Dimanche ayisyen/créole, Ce que tout le monde (et spécialement les locuteurs haïtiens) devrait savoir au sujet des langues créoles et du créole haïtien.(Sixième partie )

Publié par Elsie HAAS sur 6 Décembre 2009, 10:44am

Catégories : #H.SAINT-FORT chronique

                                          Morphologie et syntaxe du créole haïtien  

                                                        Par Hugues St. Fort

La morphologie est le domaine de la linguistique qui étudie la structure et le mode de création des mots dans une langue ainsi que les variations auxquelles ils doivent se soumettre dans une phrase. Dans toute langue, il y a des règles qui gouvernent la combinaison des mots. Cette partie de la morphologie est désignée sous le nom de « morphologie dérivationnelle ». Une autre partie de la morphologie s’appelle « morphologie inflectionnelle ». Elle explique les formes que peuvent prendre les verbes, les noms ou les adjectifs d’une langue. Dans les langues à flexion (latin par exemple), ces formes peuvent indiquer des relations grammaticales telles que le pluriel, le passé, la possession… Signalons que le kreyòl n’est pas une langue à flexion. 

La syntaxe étudie les règles qui déterminent la façon dont les mots se combinent entre eux pour former des phrases dans une langue. C’est le cœur de la langue. Nous comprenons le sens d’une phrase dans la mesure où nous comprenons les règles de sa syntaxe. Ces règles varient beaucoup d’une langue à une autre. Les locuteurs natifs d’une langue connaissent les règles de cette langue sans les avoir apprises formellement au sein d’une institution. Ce n’est que plus tard en fréquentant une institution scolaire et en apprenant l’étude formelle de la syntaxe qu’ils vont être conscients de ces règles.

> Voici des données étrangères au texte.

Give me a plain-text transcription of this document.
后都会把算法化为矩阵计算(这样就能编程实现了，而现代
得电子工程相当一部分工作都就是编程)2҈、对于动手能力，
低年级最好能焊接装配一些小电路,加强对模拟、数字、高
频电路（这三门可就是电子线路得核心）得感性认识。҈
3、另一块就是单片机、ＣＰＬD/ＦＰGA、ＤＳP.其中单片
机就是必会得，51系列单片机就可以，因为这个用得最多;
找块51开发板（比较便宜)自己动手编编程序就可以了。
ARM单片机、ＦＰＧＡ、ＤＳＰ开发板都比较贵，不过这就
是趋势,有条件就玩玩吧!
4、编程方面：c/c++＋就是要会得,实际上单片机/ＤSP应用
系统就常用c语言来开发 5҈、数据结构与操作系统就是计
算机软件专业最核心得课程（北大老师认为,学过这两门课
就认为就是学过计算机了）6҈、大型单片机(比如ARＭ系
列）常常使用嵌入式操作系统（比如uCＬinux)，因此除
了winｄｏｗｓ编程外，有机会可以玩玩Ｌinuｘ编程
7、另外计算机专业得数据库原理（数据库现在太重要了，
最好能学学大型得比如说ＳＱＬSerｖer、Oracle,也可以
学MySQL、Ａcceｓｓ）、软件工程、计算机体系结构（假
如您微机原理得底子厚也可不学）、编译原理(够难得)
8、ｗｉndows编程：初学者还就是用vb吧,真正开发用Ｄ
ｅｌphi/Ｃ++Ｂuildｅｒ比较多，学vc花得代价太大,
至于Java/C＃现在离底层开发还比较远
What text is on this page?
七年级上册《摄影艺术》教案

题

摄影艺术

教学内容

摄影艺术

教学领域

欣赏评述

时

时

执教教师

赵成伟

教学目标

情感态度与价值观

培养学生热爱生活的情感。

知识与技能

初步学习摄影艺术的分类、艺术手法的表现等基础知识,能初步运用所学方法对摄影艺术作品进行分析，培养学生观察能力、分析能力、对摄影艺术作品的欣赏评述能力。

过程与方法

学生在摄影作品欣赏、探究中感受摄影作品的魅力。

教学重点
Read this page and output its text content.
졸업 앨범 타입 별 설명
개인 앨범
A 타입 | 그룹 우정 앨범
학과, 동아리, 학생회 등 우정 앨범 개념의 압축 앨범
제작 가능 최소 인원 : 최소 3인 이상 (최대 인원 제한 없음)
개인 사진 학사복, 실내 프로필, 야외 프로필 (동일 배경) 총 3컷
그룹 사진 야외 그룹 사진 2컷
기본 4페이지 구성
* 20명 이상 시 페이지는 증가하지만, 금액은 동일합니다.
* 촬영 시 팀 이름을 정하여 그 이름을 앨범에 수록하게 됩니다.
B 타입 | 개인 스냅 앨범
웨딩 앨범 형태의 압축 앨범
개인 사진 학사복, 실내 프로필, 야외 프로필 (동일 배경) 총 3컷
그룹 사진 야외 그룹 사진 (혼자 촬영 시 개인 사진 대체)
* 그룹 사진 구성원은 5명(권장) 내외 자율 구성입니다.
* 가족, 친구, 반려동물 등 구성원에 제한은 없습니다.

Le Kreyòl possède bien sûr ses propres règles syntaxiques qui ne sont pas similaires à celles de ses langues sources, même si parfois ces règles peuvent coïncider. De même que le français n’a pas gardé les catégories de cas du latin (accusatif, génitif, nominatif…), la langue à partir de laquelle il a évolué, le kreyòl n’a pas gardé du français les catégories de genre et de nombre. Mais, comme en français, c’est l’ordre des mots qui assure le sens des phrases. Dans ces deux phrases, on peut tout de suite voir la différence :

a. Jak frape Andre
b. Andre frape Jak

Dans la première phrase, c’est Andre qui a reçu le coup. Mais dans la deuxième phrase, c’est Jak qui a reçu le coup. Pour interpréter une phrase, nous avons besoin de comprendre la relation qui existe entre les groupes de mots de cette phrase. L’analyse linguistique permet de regrouper ces phrases en unités plus petites. On appelle ces unités des syntagmes. Il existe des syntagmes nominaux et des syntagmes verbaux. En kreyòl, un syntagme nominal est composé d’un nom suivi d’un déterminant (article,…) contrairement au français où un syntagme nominal est composé d’un nom précédé d’un déterminant. Comparez ces deux phrases :

c. Les étudiants ont acheté de la bière.
d. Etidyan yo achte byè.

Le syntagme verbal est composé d’un verbe suivi ou non d’un syntagme nominal. Dans la phrase (d), le syntagme verbal est composé du verbe « achte » suivi du complément d’objet « byè » qui n’est pas accompagné ici d’un déterminant. Le syntagme verbal est en général plus complexe que le syntagme nominal. La grande majorité des phrases du kreyòl sont construites à partir de ces structures de base.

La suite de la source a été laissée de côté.